Eight solar farms together rated at 36MWp in output now move into the control of Community Energy Together, an alliance formed of five regional generating co-operatives.

During CET’s stewardship up to £20 million of community benefits, could flow, say participants. These are delivered in the form of support to groups fighting fuel poverty and supporting village halls.

The five participants are community benefit societies Wight Energy, Gower Power, Kent Energy, Somerset’s Yealm Energy and Shropshire & Telford Community Energy.

Big Society Capital, one of the financial midwives to the deal, says it meets the electricity needs of 13,000 homes. At a stroke, it also increases by 20% co-operative energy’s share of national green power generation.

The deal has been facilitated by Community Owned Renewable Energy (CORE), a partnership between the UK’s leading social impact investor Big Society Capital and Power to Change, an independent trust fostering community enterprise.

Designed and managed by the UK’s leading environmental impact investment advisor and fund manager, Finance Earth, the closure of the fund marks the successful realisation of its initial purpose of facilitating community ownership of renewable assets and creating funding streams for wider social change.

Big Society Capital’s Joe Shamash said: “This transfer is testament to the potential that community energy has to help the UK reach its net zero targets in a way that benefits local communities throughout the country. We are so pleased to have helped communities take ownership of solar farms that deliver the multiple benefits of energy security, a cleaner planet and funding for local community projects.”

Participants see this deal as a blueprint for the Labour party’s energy plans, encouraging community ownership of small-scale projects promoting cleaner power. Money is reinvested in communities and utilisation of private investment as part of national energy policy.

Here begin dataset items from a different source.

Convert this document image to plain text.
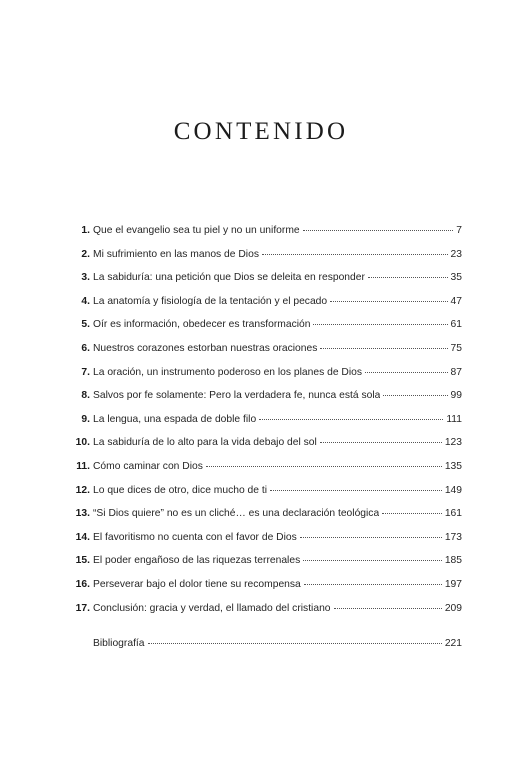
CONTENIDO
1. Que el evangelio sea tu piel y no un uniforme	7
2. Mi sufrimiento en las manos de Dios	23
3. La sabiduría: una petición que Dios se deleita en responder	35
4. La anatomía y fisiología de la tentación y el pecado	47
5. Oír es información, obedecer es transformación	61
6. Nuestros corazones estorban nuestras oraciones	75
7. La oración, un instrumento poderoso en los planes de Dios	87
8. Salvos por fe solamente: Pero la verdadera fe, nunca está sola	99
9. La lengua, una espada de doble filo	111
10. La sabiduría de lo alto para la vida debajo del sol	123
11. Cómo caminar con Dios	135
12. Lo que dices de otro, dice mucho de ti	149
13. “Si Dios quiere” no es un cliché… es una declaración teológica	161
14. El favoritismo no cuenta con el favor de Dios	173
15. El poder engañoso de las riquezas terrenales	185
16. Perseverar bajo el dolor tiene su recompensa	197
17. Conclusión: gracia y verdad, el llamado del cristiano	209
Bibliografía	221
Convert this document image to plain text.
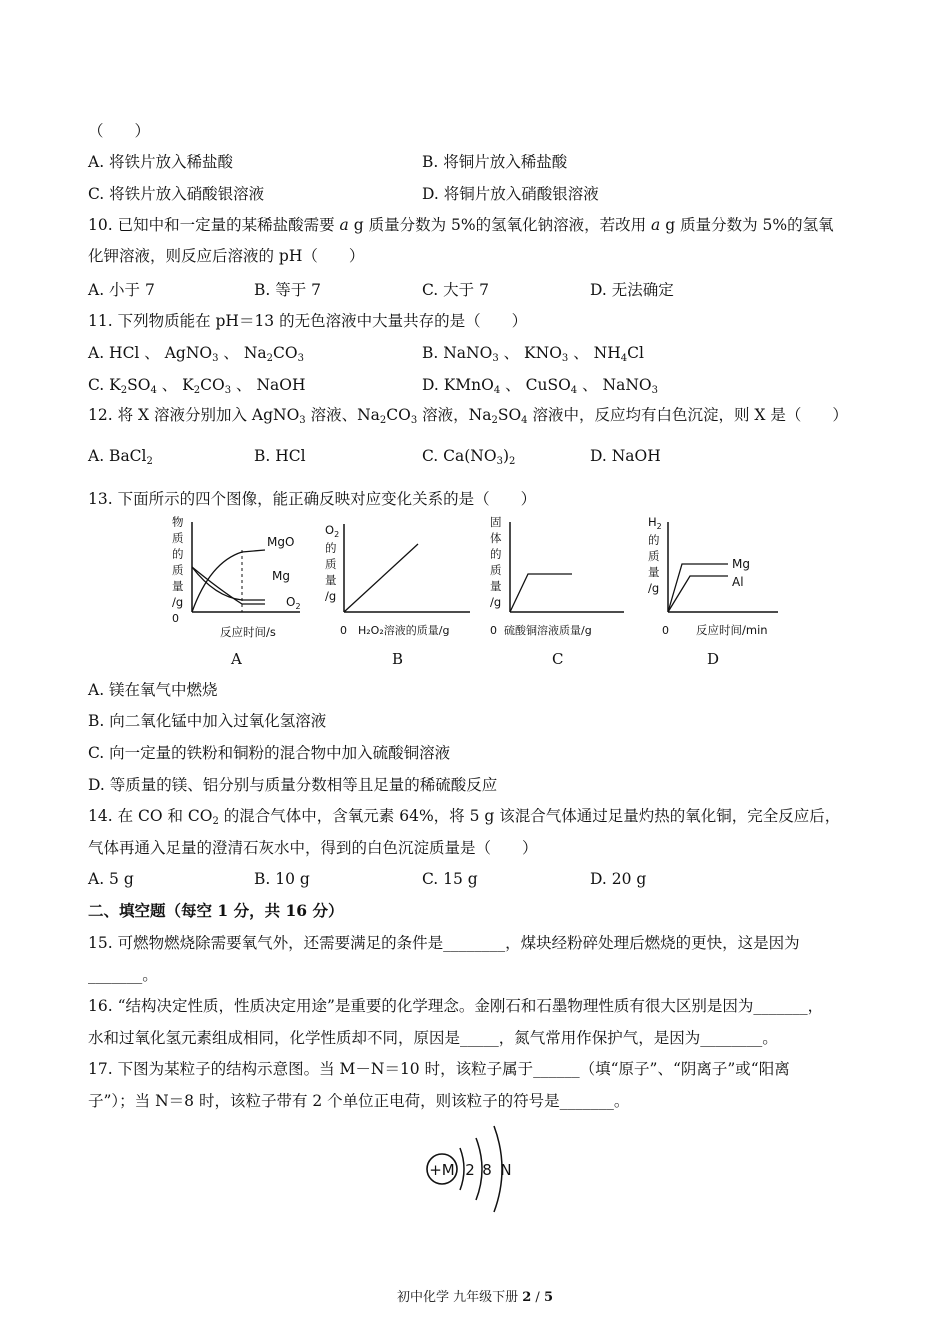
（　　）
A. 将铁片放入稀盐酸	B. 将铜片放入稀盐酸
C. 将铁片放入硝酸银溶液	D. 将铜片放入硝酸银溶液
10. 已知中和一定量的某稀盐酸需要 a g 质量分数为 5%的氢氧化钠溶液，若改用 a g 质量分数为 5%的氢氧
化钾溶液，则反应后溶液的 pH（　　）
A. 小于 7	B. 等于 7	C. 大于 7	D. 无法确定
11. 下列物质能在 pH＝13 的无色溶液中大量共存的是（　　）
A. HCl 、 AgNO$_3$ 、 $Na_2CO_3$	B. NaNO$_3$ 、 $KNO_3$ 、 $NH_4Cl$
C. $K_2SO_4$ 、 $K_2CO_3$ 、 NaOH	D. KMnO$_4$ 、 CuSO$_4$ 、 NaNO$_3$
12. 将 X 溶液分别加入 AgNO$_3$ 溶液、$Na_2CO_3$ 溶液，$Na_2SO_4$ 溶液中，反应均有白色沉淀，则 X 是（　　）
A. BaCl$_2$	B. HCl	C. $Ca(NO_3)_2$	D. NaOH
13. 下面所示的四个图像，能正确反映对应变化关系的是（　　）
物
质
的
质
量
/g
0
反应时间/s
MgO
Mg
$O_2$
$O_2$
的
质
量
/g
0 H₂O₂溶液的质量/g
固
体
的
质
量
/g
0 硫酸铜溶液质量/g
$H_2$
的
质
量
/g
Mg
Al
0 反应时间/min
A	B	C	D
A. 镁在氧气中燃烧
B. 向二氧化锰中加入过氧化氢溶液
C. 向一定量的铁粉和铜粉的混合物中加入硫酸铜溶液
D. 等质量的镁、铝分别与质量分数相等且足量的稀硫酸反应
14. 在 CO 和 $CO_2$ 的混合气体中，含氧元素 64%，将 5 g 该混合气体通过足量灼热的氧化铜，完全反应后，
气体再通入足量的澄清石灰水中，得到的白色沉淀质量是（　　）
A. 5 g	B. 10 g	C. 15 g	D. 20 g
二、填空题（每空 1 分，共 16 分）
15. 可燃物燃烧除需要氧气外，还需要满足的条件是________，煤块经粉碎处理后燃烧的更快，这是因为
_______。
16. “结构决定性质，性质决定用途”是重要的化学理念。金刚石和石墨物理性质有很大区别是因为_______，
水和过氧化氢元素组成相同，化学性质却不同，原因是_____，氮气常用作保护气，是因为________。
17. 下图为某粒子的结构示意图。当 M－N＝10 时，该粒子属于______（填“原子”、“阴离子”或“阳离
子”）；当 N＝8 时，该粒子带有 2 个单位正电荷，则该粒子的符号是_______。
+M 2 8 N
初中化学 九年级下册 2 / 5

Power to Change’s CEO Tim Davies-Pugh said: “Local and community energy is key to making the UK a clean energy superpower and building an economy that works for people and planet. Bold, collaborative approaches are needed to rapidly grow community energy at scale, opening new markets and bringing in institutional investment, whilst remaining embedded in local communities. As a key partner in this innovative scheme, we stand ready to share the lessons, particularly as the Labour Party further develops its approach to community energy through its Local Power Plan.”